For affirmance — None.

NOTES

[1] Plaintiff's suit also challenged the former $12 monthly fee as confiscatory and the inclusion in both figures of general governmental costs, especially the expense of educating school children residing in the park, which it contended could be met only by general property taxation and not by a special charge against mobile home owners. It attacked as well other ordinance provisions relating to the permissible number and size of trailer parks in the township and further sought a declaration with respect to the effect of the township's zoning ordinance, which was adopted during the litigation. That ordinance prohibited all trailer parks, thereby making plaintiff's operation a non-conforming use. 50% enlargement of such a use is, however, permitted as of right. Plaintiff claimed that this zoning provision impliedly repealed the limitation in the trailer park ordinance on the allowable number of spaces in a park and thus permitted it to increase the size of its park beyond that limitation. The trial court decided in favor of the township on all these contentions and they were included in a cross-appeal by plaintiff to the Appellate Division. Plaintiff did not cross-petition for certification from the affirmance of these rulings.

[2] With respect to taxation as real property, see Manhattan Trailer Court and Trailer Sales, Inc. v. Township of North Bergen, 104 N.J. Super. 405 (App. Div. 1969); taxation of personal property, by reason of recent changes in our tax laws, is now largely confined to certain kinds of such property used in business.

[3] For a discussion of the various methods utilized elsewhere, see Bartke and Gage, Mobile Homes: Zoning and Taxation, 55 Cornell L. Rev. 491, 519-526 (1970); Note, Toward An Equitable and Workable Program of Mobile Home Taxation, 71 Yale L.J. 702 (1962); Illinois Legislative Council, Bulletin 5-010, Taxation of Mobile Homes (1964); Ohio Department of Taxation, Taxation of House Trailers in Ohio and Other States (1958). A leading case sustaining taxation of mobile homes as real property is New York Mobile Homes Association v. Steckel, 9 N.Y.2d 533, 215 N.Y.S.2d 487, 175 N.E.2d 151 (1961), and one approving a statutorily authorized monthly parking permit fee equal to actual costs of services furnished by the school district and the municipality is Barnes v. City of West Allis, 275 Wis. 31, 81 N.W.2d 75 (1957).

[4] N.J.S.A. 40:52-1 covers a large number of businesses and instrumentalities used therein as the permitted subjects of municipal licenses. Essentially all are also proper subjects for police power regulatory ordinances, authorized by N.J.S.A. 40:48-1 and 2. But the latter power does not include the right to require a license; and the inherent right to charge a fee in connection with a purely regulatory non-licensing ordinance has been said to be limited to an amount primarily designed to defray the costs of regulation.
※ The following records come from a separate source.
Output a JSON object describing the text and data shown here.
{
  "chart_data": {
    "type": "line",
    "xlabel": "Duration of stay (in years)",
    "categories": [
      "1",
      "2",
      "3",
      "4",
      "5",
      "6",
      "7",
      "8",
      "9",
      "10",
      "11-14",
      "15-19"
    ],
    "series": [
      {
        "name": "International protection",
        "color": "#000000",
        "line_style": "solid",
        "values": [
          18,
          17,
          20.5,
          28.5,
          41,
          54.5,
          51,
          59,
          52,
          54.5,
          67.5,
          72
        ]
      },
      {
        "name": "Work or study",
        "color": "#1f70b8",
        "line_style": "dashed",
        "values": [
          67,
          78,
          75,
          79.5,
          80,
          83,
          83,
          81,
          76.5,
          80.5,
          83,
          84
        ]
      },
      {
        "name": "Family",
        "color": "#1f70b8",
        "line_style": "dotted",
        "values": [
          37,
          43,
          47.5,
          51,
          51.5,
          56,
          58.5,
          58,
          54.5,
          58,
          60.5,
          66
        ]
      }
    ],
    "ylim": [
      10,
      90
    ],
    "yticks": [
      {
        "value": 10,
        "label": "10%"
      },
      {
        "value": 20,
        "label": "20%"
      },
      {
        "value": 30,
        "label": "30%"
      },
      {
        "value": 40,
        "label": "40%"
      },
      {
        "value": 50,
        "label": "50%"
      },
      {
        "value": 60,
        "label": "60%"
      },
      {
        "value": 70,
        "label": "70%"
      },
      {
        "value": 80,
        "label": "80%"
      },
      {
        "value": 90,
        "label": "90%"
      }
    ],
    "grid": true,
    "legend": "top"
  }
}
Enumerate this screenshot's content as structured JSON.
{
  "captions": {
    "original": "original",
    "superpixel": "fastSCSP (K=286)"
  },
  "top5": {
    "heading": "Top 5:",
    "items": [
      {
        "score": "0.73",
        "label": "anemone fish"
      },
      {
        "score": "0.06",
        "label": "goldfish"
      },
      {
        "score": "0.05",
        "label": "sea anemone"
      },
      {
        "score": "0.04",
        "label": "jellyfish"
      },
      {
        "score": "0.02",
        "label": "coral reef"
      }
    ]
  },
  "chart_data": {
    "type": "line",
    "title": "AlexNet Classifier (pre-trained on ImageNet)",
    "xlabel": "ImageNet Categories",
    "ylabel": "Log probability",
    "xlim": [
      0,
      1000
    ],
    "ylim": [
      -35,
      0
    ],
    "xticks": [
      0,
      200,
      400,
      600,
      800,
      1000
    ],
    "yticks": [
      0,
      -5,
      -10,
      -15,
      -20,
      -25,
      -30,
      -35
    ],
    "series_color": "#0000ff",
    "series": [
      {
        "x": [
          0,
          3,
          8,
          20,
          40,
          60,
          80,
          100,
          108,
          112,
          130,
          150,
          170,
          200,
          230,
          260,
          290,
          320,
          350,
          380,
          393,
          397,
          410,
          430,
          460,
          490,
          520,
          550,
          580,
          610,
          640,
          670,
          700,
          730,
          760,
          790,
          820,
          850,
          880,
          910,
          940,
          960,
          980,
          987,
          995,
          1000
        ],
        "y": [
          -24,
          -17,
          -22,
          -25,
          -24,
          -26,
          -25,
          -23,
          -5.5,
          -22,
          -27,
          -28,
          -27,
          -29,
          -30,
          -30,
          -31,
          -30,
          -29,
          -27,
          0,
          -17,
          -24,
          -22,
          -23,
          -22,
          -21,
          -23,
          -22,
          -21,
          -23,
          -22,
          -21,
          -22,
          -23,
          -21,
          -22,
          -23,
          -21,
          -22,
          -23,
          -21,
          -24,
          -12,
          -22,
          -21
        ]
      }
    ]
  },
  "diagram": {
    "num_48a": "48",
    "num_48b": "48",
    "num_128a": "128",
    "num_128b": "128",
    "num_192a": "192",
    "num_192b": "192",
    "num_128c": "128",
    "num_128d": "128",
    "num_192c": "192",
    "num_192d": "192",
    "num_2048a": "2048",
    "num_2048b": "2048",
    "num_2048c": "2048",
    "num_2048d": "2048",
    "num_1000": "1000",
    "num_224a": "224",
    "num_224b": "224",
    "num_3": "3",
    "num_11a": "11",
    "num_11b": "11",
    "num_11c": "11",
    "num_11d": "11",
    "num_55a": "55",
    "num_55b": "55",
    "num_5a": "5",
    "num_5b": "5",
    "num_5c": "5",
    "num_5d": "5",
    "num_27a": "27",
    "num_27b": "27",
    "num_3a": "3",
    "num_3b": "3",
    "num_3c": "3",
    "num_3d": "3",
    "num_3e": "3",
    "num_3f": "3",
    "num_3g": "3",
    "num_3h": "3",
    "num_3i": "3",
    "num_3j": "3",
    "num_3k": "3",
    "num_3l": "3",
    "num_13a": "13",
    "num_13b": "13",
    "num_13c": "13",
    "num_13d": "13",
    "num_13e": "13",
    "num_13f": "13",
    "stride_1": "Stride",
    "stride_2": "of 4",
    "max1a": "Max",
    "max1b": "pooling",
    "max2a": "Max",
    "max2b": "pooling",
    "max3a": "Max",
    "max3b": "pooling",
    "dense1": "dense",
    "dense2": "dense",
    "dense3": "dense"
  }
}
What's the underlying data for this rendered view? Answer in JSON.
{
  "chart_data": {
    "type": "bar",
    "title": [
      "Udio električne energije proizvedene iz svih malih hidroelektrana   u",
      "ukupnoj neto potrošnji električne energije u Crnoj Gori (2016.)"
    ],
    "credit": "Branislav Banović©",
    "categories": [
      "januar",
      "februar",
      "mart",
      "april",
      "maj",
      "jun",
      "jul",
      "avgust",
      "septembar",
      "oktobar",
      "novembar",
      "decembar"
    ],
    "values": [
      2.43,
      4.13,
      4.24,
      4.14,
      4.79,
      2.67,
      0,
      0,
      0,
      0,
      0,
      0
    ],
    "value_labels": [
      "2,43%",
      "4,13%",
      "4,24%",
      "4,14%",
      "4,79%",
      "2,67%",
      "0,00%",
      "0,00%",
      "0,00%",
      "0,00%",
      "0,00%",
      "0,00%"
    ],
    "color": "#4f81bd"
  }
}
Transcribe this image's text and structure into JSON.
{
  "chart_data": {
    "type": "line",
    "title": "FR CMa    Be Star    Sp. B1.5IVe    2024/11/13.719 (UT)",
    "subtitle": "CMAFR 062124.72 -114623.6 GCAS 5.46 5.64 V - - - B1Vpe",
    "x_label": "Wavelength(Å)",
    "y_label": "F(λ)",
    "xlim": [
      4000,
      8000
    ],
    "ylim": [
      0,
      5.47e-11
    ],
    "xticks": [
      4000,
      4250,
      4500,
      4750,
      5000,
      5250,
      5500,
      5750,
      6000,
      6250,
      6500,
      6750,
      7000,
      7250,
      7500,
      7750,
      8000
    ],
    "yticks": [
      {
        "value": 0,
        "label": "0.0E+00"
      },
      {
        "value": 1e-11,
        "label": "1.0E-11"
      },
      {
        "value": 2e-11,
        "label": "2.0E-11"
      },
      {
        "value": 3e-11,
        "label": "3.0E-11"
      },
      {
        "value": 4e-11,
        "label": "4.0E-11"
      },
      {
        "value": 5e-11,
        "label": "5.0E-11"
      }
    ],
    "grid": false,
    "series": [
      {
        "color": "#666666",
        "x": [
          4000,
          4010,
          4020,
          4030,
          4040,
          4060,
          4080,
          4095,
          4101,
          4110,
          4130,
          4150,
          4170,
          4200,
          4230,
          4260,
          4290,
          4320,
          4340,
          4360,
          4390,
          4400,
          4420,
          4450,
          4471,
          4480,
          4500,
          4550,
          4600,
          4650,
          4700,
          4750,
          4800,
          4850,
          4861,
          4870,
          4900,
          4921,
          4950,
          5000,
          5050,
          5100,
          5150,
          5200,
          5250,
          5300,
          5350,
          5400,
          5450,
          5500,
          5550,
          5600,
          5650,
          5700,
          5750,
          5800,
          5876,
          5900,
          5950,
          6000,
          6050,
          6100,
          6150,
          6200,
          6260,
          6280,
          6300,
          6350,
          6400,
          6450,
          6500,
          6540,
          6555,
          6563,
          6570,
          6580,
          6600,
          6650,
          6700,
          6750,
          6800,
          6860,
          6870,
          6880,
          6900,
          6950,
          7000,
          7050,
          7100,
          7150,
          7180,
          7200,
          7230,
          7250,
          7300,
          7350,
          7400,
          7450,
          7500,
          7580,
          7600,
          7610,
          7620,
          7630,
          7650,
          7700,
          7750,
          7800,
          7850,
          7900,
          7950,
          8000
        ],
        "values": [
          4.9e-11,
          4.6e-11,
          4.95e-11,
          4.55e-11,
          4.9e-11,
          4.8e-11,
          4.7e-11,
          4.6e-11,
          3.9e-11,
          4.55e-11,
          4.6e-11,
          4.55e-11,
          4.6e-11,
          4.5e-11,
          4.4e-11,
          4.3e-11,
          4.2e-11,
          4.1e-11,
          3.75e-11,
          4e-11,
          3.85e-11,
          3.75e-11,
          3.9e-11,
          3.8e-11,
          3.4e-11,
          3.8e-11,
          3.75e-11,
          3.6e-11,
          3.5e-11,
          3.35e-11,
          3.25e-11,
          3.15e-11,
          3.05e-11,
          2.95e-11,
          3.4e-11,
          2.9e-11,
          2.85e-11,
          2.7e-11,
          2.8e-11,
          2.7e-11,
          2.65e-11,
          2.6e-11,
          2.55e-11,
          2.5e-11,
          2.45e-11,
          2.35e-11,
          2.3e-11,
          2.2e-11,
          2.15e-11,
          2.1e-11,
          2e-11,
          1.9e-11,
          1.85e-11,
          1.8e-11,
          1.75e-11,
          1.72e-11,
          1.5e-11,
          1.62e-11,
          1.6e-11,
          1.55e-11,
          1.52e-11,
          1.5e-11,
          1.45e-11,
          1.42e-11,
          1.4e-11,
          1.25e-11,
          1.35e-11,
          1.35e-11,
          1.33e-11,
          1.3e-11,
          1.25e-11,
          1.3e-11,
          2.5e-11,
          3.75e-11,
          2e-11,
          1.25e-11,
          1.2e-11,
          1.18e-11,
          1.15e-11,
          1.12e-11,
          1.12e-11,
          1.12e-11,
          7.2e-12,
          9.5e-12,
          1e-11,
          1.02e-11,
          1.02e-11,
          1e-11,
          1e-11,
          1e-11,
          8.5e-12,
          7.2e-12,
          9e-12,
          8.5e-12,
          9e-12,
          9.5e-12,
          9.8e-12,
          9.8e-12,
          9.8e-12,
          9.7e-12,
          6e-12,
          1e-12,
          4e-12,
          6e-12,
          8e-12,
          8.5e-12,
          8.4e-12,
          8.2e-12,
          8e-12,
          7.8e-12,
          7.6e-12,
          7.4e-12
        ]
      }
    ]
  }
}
See Daniels v. Point Pleasant, 23 N.J. 357, 361 (1957); Edwards v. Mayor and Council of Borough of Moonachie, 3 N.J. 17, 21 (1949).

[5] An earlier pre-Salomon case involving a trailer park license fee ordinance including a weekly space fee, Edwards v. Mayor and Council of Borough of Moonachie, 3 N.J. 17 (1949), may be considered to have inferentially approved the special impact theory as to the amount of the license fee. There the court employed the terminology of the quantum of the fee being "consonant with the value of the privilege." 3 N.J. at 26. The case dealt mainly with a claim that the fee was confiscatory as far as a fair profit was concerned, a question to be dealt with infra.

[6] We are not called upon to and are not to be understood as expressing any opinion as to the validity of the amount of any of the types of license fees involved in the cases just referred to in the light of the limitations placed upon N.J.S.A. 40:52-1 and 2 by Salomon v. Jersey City, supra (12 N.J. 379) heretofore quoted. The Gilbert case (20 N.J. 432) did state the holding of Salomon as one basis for invalidating the license fee.